La Comunità di Sant’Egidio cui anche l’arcivescovo della Diocesi Foggia-Bovino, Giorgio Ferretti, appartiene, si è unita al dolore della Chiesa universale per la morte di Papa Francesco con grande commozione. Bergoglio aveva ribattezzato la comunità religiosa con le 3P: Preghiera, Poveri, Pace.
Anche per Ferretti Papa Francesco lascia in eredità il suo grande amore per i poveri e per i migranti, che ha aperto una via di speranza nella globalizzazione dell’indifferenza.
“Io ho sentito Papa Francesco come un padre, l’ho conosciuto prima di andare in Africa e poi ho avuto la grande grazia di riceverlo a Maputo nella Cattedrale e lì con tanti giovani, adulti, povera gente abbiamo respirato la sua tenerezza, salutava, si fermava, accarezzava i bambini.
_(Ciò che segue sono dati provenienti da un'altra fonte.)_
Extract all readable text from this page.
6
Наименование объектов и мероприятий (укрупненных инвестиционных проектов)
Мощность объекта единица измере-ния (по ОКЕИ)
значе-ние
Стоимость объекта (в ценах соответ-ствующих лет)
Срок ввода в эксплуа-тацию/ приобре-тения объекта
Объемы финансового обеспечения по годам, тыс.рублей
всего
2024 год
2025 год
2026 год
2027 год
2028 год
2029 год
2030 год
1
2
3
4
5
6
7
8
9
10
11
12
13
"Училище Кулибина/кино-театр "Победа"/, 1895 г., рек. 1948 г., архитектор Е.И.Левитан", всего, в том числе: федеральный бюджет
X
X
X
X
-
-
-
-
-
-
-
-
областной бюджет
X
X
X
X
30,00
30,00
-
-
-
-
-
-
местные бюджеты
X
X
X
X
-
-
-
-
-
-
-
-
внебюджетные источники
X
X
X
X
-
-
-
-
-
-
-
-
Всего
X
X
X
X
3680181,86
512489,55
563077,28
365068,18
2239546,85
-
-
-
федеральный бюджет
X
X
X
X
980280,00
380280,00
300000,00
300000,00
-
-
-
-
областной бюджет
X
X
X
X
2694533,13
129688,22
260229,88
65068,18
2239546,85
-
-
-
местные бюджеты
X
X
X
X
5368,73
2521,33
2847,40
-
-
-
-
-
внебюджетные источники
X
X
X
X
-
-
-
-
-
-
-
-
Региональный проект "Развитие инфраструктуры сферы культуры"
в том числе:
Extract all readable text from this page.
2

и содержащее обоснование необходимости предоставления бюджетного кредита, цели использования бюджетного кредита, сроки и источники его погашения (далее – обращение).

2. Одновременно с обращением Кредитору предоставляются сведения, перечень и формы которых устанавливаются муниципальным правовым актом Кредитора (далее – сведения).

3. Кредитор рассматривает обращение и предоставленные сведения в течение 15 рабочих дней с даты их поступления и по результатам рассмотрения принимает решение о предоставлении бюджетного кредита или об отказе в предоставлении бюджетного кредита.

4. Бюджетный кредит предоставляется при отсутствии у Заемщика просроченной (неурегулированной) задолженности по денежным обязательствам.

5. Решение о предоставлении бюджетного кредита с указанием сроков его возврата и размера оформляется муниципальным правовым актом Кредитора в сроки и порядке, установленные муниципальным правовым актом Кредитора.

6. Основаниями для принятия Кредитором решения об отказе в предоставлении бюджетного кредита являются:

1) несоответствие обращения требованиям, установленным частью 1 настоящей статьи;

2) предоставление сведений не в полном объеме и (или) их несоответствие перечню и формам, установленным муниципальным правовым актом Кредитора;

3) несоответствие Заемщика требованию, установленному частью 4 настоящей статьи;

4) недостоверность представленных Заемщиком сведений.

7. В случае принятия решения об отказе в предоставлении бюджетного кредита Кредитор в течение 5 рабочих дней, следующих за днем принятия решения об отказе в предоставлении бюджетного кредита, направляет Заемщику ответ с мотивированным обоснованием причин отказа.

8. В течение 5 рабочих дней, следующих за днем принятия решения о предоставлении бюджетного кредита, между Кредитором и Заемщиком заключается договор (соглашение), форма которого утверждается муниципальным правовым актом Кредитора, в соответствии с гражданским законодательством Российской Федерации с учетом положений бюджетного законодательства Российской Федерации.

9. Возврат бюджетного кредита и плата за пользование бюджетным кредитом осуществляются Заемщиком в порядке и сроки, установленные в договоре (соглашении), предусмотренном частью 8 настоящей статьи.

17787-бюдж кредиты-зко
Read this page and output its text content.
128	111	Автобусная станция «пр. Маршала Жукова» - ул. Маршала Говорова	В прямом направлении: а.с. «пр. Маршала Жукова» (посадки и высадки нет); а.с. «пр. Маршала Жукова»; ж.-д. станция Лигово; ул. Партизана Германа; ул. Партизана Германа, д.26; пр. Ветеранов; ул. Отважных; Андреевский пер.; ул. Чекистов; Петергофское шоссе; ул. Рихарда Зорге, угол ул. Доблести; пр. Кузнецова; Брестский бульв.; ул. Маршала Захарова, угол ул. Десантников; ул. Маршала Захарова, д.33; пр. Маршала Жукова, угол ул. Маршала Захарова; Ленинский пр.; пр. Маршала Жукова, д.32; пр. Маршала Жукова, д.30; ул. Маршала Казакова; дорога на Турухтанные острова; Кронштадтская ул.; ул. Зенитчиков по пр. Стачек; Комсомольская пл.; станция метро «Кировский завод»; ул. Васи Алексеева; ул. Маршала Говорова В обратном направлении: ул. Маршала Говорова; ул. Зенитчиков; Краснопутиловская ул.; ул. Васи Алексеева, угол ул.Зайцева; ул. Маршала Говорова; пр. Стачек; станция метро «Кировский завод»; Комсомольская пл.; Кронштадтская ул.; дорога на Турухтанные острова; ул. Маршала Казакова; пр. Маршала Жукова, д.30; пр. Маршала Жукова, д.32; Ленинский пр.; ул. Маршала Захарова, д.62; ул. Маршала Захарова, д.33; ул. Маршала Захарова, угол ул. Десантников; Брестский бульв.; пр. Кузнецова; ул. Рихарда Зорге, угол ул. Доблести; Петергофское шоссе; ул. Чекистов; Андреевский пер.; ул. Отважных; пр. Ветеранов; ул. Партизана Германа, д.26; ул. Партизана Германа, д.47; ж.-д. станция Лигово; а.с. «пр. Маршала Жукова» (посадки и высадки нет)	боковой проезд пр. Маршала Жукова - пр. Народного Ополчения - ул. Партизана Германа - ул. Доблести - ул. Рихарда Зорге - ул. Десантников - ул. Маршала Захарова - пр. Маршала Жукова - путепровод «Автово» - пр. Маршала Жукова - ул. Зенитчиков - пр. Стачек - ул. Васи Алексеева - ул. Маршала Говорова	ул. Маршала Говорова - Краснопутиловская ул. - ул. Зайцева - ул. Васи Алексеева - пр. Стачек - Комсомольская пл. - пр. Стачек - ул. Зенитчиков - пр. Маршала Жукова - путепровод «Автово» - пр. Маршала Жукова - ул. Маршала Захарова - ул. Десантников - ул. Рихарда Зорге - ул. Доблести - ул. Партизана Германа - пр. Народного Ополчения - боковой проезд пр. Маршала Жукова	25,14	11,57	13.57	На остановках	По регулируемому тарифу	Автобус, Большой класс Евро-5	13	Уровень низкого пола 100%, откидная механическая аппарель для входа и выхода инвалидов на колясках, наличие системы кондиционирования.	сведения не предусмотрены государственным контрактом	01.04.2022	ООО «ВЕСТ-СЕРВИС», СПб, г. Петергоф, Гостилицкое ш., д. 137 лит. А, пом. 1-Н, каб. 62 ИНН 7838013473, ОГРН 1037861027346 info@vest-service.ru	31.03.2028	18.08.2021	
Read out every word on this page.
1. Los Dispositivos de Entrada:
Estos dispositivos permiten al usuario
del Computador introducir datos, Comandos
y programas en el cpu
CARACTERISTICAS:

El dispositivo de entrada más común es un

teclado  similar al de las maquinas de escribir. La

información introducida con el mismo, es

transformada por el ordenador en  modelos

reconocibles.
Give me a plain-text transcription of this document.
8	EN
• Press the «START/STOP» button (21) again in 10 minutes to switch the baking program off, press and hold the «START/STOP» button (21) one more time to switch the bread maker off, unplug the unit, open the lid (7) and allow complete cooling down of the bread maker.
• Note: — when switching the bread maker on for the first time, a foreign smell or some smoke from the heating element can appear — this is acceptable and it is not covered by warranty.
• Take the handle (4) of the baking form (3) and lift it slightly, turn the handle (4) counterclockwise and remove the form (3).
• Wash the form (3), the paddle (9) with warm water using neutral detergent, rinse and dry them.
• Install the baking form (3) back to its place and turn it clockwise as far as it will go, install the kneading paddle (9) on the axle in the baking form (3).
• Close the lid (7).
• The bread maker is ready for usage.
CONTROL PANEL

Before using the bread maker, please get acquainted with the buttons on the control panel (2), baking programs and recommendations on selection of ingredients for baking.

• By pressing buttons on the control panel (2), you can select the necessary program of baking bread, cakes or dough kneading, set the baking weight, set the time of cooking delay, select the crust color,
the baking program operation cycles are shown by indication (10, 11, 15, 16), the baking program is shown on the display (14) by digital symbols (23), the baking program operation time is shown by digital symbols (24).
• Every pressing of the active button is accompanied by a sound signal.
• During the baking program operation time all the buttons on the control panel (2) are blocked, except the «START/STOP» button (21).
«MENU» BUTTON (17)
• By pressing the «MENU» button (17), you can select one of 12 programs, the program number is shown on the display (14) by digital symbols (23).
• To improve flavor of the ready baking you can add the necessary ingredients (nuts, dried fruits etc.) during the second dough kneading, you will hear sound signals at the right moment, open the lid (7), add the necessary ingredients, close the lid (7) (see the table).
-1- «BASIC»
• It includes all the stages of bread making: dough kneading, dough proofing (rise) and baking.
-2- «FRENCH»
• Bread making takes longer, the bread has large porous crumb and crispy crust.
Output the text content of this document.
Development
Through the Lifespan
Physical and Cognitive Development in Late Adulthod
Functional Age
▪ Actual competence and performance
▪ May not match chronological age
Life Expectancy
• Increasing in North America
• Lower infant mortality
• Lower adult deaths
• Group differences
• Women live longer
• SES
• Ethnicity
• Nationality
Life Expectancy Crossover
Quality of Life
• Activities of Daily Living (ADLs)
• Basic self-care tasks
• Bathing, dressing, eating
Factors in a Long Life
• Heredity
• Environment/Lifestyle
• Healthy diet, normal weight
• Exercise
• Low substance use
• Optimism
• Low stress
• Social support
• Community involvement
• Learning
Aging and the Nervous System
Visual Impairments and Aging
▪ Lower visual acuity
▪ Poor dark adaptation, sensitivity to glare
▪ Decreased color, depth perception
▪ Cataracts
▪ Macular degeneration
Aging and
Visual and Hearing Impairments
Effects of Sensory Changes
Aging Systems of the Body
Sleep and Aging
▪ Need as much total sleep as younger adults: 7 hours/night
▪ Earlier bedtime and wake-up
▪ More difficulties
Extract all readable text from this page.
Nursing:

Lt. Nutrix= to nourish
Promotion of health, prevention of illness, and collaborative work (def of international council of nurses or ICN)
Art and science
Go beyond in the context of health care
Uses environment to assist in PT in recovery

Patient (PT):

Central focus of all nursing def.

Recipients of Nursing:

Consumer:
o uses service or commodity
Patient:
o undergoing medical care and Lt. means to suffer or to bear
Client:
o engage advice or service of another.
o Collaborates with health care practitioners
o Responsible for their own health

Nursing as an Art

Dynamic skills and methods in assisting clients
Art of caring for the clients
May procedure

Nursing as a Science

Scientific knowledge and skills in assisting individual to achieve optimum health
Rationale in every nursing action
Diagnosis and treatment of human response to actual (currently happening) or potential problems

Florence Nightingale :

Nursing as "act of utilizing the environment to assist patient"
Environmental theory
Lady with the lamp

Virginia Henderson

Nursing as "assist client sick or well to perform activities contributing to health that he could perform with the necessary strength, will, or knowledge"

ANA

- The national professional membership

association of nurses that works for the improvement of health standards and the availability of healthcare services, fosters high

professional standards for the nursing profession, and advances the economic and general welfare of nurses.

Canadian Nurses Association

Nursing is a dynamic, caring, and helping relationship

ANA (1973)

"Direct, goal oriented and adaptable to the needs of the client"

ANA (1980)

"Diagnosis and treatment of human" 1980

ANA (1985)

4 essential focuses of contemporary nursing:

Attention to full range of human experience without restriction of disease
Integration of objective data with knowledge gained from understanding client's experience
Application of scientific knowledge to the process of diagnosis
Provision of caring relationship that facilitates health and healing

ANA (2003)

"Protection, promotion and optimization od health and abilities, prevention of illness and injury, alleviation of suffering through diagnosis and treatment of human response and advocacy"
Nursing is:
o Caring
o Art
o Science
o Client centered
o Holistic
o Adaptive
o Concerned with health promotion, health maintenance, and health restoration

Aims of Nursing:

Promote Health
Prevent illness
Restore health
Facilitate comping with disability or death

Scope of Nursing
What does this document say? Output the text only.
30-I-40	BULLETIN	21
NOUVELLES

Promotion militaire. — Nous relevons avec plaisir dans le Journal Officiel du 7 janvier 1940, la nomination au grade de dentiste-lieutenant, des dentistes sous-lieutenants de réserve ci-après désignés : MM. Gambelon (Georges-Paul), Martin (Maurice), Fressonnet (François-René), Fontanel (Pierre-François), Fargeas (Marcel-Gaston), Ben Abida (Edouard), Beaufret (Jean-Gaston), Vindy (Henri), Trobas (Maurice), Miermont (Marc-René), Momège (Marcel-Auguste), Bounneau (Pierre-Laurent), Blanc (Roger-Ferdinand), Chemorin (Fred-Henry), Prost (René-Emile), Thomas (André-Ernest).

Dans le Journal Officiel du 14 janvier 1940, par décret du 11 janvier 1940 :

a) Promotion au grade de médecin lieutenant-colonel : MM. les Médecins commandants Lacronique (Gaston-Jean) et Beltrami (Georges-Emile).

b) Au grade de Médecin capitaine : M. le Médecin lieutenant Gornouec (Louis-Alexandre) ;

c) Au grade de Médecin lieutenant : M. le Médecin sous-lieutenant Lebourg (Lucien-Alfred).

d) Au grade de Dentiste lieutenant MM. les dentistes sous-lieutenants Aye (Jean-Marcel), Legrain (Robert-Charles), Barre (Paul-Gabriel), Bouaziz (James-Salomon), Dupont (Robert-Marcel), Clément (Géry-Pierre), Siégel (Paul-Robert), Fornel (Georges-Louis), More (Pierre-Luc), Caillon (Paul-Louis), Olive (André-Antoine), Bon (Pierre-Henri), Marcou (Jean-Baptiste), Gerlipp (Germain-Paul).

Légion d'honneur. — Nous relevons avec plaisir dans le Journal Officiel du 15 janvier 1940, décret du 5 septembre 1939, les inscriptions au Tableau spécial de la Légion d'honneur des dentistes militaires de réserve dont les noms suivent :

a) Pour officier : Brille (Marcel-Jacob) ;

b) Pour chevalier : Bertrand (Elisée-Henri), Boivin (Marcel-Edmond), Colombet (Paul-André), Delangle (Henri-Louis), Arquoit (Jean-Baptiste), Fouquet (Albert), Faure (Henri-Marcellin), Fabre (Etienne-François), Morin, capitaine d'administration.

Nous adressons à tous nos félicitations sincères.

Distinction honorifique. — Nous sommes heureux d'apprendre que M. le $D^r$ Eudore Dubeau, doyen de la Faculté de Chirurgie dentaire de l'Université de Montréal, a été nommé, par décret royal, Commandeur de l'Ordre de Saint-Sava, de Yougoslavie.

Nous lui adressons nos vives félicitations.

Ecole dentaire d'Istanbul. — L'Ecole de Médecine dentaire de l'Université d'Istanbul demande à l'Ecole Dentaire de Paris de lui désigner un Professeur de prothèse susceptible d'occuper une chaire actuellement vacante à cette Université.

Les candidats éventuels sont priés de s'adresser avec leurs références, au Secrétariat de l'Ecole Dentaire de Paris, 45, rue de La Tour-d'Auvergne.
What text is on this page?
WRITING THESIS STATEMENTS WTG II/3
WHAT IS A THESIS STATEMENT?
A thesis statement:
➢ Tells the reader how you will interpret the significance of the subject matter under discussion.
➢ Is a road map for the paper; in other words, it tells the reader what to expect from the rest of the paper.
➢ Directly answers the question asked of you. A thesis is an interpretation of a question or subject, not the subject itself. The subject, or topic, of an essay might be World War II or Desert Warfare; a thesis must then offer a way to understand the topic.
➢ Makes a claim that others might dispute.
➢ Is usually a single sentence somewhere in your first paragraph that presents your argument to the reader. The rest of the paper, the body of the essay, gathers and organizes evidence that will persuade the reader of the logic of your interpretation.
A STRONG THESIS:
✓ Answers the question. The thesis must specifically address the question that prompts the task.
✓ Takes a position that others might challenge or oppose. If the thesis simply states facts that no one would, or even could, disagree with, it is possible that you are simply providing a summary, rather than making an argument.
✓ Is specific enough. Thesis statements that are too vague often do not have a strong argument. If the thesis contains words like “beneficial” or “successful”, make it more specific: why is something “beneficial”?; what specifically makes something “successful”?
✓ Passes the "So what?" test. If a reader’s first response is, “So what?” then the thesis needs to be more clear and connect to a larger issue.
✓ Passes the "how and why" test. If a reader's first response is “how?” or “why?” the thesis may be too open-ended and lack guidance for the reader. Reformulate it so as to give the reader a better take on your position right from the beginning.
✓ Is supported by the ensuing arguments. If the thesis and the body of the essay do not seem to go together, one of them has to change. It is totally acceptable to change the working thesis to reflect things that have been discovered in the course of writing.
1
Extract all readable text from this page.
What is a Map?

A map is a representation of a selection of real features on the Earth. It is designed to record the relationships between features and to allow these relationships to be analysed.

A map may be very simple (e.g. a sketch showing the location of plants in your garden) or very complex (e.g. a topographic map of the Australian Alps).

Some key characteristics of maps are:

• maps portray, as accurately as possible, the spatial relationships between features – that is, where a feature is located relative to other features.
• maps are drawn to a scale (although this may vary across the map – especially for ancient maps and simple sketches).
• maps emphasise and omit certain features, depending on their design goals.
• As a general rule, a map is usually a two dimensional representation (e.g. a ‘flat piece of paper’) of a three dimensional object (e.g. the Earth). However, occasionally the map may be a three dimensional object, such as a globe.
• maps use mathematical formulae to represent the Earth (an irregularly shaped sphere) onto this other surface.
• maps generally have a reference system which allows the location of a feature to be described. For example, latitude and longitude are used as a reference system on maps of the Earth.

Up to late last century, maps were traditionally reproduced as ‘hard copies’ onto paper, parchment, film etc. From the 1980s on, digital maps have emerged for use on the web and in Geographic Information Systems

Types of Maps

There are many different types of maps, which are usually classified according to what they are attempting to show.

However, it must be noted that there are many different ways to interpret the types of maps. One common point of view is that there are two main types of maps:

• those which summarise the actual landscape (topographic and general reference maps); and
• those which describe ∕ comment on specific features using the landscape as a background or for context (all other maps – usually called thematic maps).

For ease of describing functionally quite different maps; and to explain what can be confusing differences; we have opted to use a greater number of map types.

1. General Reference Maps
L’Africa è un luogo in cui ci sono tanti poveri, il Papa che visita è qualcosa di talmente insperato, è stata una giornata bellissima. E poi mi ha scelto per Foggia e non posso che essergli eternamente grato di questa stima e di questa fiducia, che lui ha avuto per me. La gratitudine per Papa Francesco va molto al di là naturalmente di una piccola vicenda personale: lui è stato un grande pastore per il mondo, un uomo di pace, di accoglienza, un uomo che ha messo i poveri al centro della Chiesa, una voce di pace che ci mancherà”.
Il suo pontificato per Ferretti ha rappresentato un processo. “Nell’Evangelii gaudium parla di iniziare dei processi e il Papa indubbiamente ha iniziato dei processi, penso a tutto il tema della misericordia, di un ritornare ai poveri, di una Chiesa povera per i poveri e poi il grande tema dell’accoglienza: viviamo un mondo di migrazioni e su questo non si può chiudere gli occhi. Il vero messaggio di quest’uomo quotidiano, intenso fino alla fine è stato un messaggio di pace. Basta guerre, le guerre non sono la soluzione dei problemi, sono il più grande dei problemi”.
Non teme un ritorno al passato e una Chiesa conservatrice, il vescovo di Foggia. “Sono molto tranquillo, non sono l’unico vista l’età ad aver visto tanti papi, che si succedevano. Da Paolo VI in poi. Ogni transizione porta dei cambiamenti, intanto credo che i processi iniziati da Giovanni XXIII e dai suoi successori siano abbastanza irreversibili, la Chiesa vive nel mondo contemporaneo, ci sporchiamo le scarpe e le mani con la vita di tutti in particolare dei poveri, sono processi irreversibili. Ho fiducia che i cardinali, e tra di loro ce ne sono tanti bravi, sceglieranno un grande successore. Noi crediamo fortemente che lo Spirito Santo entri in questo processo, viviamo questo momento di transizione con tristezza di aver perso un padre, ma con la fiducia del futuro”.
Tra i papabili alla successione di Papa Francesco insieme all’arcivescovo di Bologna e presidente della Cei Matteo Zuppi, membro della Comunità di Sant’Egidio, c’è anche il cardinale filippino Louis Antonio Tagle, che di recente è stato a Foggia per le celebrazioni del Saio delle stimmate di Padre Pio e ha officiato la Santa Messa nella parrocchia dell’Immacolata. Ferretti è aperto a questa possibilità. “Tagle è un uomo di Dio, è un grande pastore, è stato arcivescovo di Manila e oggi governa un dicastero vaticano che segue la chiesa nel mondo, vicino a lui si potrebbero fare tanti altri nomi. Non li faccio perché sono veramente tanti che rappresenterebbero un buon papa”.
Con Papa Francesco, Ferretti condivideva il forte animo ambientalista. “Questa terra vive di agricoltura principalmente e dobbiamo unirci e dare acqua. C’è poi tutto il tema della salvaguardia dell’ambiente lottando contro chi abbandona rifiuti. Non so come si può vivere sapendo di star distruggendo il pianeta”.